The legacy of Squid Game season three, then, is one of paradox and persistence. Much like its fictional tournament, the series can neither wholly transcend the cycles it exposes nor absolve itself—nor its audience—of complicity. Its greatest achievement is to keep this discomfort alive: to refuse closure, to insist on consciousness even when change seems impossible. Every moment of survival is shot through with pain; every gesture of rebellion is fraught with risk and uncertainty. The rebels here are not heroes in any sentimental sense but people, stumbling and compromised, trapped within structures that resist lasting transformation.

So, as the story closes, it is less about winners and losers and more about the meaning of watching itself.

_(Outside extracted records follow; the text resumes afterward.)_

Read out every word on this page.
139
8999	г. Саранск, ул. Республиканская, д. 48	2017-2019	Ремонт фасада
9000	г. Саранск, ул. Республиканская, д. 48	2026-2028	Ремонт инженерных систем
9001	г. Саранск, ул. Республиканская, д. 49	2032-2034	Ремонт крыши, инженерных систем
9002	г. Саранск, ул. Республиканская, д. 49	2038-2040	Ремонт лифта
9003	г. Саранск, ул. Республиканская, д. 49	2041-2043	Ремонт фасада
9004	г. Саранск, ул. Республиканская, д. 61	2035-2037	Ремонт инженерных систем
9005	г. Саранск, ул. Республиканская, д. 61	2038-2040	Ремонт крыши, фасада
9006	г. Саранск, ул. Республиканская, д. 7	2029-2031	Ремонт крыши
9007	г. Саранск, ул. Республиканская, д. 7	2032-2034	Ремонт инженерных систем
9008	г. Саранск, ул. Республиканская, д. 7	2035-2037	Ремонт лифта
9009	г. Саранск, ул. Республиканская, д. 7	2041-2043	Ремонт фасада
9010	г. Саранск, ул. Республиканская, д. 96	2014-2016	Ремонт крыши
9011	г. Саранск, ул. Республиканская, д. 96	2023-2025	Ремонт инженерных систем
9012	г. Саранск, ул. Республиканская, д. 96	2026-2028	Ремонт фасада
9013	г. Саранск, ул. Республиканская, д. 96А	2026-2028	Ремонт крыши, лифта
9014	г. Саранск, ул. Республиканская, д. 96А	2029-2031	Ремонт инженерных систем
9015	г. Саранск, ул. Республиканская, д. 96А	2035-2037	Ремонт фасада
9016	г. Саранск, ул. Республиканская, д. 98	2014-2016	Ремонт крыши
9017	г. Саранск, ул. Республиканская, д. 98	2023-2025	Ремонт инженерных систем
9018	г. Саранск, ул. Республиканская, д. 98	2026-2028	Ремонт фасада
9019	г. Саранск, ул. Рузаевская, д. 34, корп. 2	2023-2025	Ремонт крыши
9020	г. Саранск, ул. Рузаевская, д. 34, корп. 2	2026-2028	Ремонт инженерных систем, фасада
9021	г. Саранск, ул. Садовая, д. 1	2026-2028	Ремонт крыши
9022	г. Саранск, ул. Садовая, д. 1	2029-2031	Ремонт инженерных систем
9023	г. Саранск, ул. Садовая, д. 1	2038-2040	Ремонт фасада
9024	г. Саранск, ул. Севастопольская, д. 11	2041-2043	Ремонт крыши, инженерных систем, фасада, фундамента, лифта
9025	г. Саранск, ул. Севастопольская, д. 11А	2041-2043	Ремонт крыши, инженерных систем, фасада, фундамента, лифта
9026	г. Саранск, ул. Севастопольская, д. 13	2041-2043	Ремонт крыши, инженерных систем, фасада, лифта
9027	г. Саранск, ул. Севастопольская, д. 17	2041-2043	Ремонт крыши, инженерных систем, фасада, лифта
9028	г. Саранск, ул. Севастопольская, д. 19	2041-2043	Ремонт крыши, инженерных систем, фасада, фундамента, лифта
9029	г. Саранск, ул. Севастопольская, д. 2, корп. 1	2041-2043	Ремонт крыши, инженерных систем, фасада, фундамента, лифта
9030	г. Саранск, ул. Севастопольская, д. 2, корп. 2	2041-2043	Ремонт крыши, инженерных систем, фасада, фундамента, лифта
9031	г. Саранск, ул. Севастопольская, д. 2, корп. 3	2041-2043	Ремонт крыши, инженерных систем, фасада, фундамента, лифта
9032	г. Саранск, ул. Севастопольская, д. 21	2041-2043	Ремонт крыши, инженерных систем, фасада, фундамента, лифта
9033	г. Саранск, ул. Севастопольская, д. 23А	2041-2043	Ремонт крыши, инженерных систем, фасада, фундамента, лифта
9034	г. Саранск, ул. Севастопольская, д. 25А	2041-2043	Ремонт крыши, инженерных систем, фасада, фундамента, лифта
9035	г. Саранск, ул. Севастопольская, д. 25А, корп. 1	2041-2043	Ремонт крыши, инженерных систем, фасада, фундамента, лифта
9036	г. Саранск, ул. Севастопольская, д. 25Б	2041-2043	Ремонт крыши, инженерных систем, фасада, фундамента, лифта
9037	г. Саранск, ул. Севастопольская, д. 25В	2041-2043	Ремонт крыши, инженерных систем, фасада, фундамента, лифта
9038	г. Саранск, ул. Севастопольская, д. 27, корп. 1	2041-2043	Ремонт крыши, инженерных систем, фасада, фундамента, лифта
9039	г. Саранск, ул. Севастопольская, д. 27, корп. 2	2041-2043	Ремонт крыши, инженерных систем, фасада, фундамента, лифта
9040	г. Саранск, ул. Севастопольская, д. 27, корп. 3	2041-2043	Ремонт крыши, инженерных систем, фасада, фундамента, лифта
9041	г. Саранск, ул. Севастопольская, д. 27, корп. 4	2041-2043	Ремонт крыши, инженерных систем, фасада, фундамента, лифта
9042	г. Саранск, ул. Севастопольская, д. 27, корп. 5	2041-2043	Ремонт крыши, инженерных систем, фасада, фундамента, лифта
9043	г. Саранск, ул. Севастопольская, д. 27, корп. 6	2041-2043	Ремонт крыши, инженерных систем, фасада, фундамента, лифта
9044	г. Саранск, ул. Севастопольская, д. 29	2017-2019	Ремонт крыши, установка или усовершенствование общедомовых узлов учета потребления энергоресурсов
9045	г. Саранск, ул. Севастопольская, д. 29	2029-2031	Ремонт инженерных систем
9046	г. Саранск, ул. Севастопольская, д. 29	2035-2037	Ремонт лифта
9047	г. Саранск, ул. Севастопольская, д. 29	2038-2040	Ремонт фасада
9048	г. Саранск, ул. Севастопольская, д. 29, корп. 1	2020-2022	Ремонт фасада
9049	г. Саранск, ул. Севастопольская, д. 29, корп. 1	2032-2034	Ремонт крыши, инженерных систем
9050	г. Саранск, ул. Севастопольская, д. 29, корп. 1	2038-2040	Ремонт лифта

Empathy and appetite, protest and participation, are all tangled together. The series does not ask us to choose sides so much as it demands we examine why we watch, what we risk by doing so, and what possibilities—if any—for resistance or change remain.

In refusing to resolve its drama into a simple message, Squid Game lingers in the mind as a series that is about more than its plot. It is a sustained meditation on the cycles of spectacle and violence that define not only pop culture but the societies that produce it.

This, at its core, is where the brilliance of Squid Game lies: in making visible the invisible, in refusing to flatter the audience with easy answers, and in challenging both its characters and viewers to face the costs of spectatorship. If its story has always been a game, it is finally a game we are all playing—knowingly or not. In the end, what the show truly asks is, what are we willing to risk to change the rules—and can we bear the cost?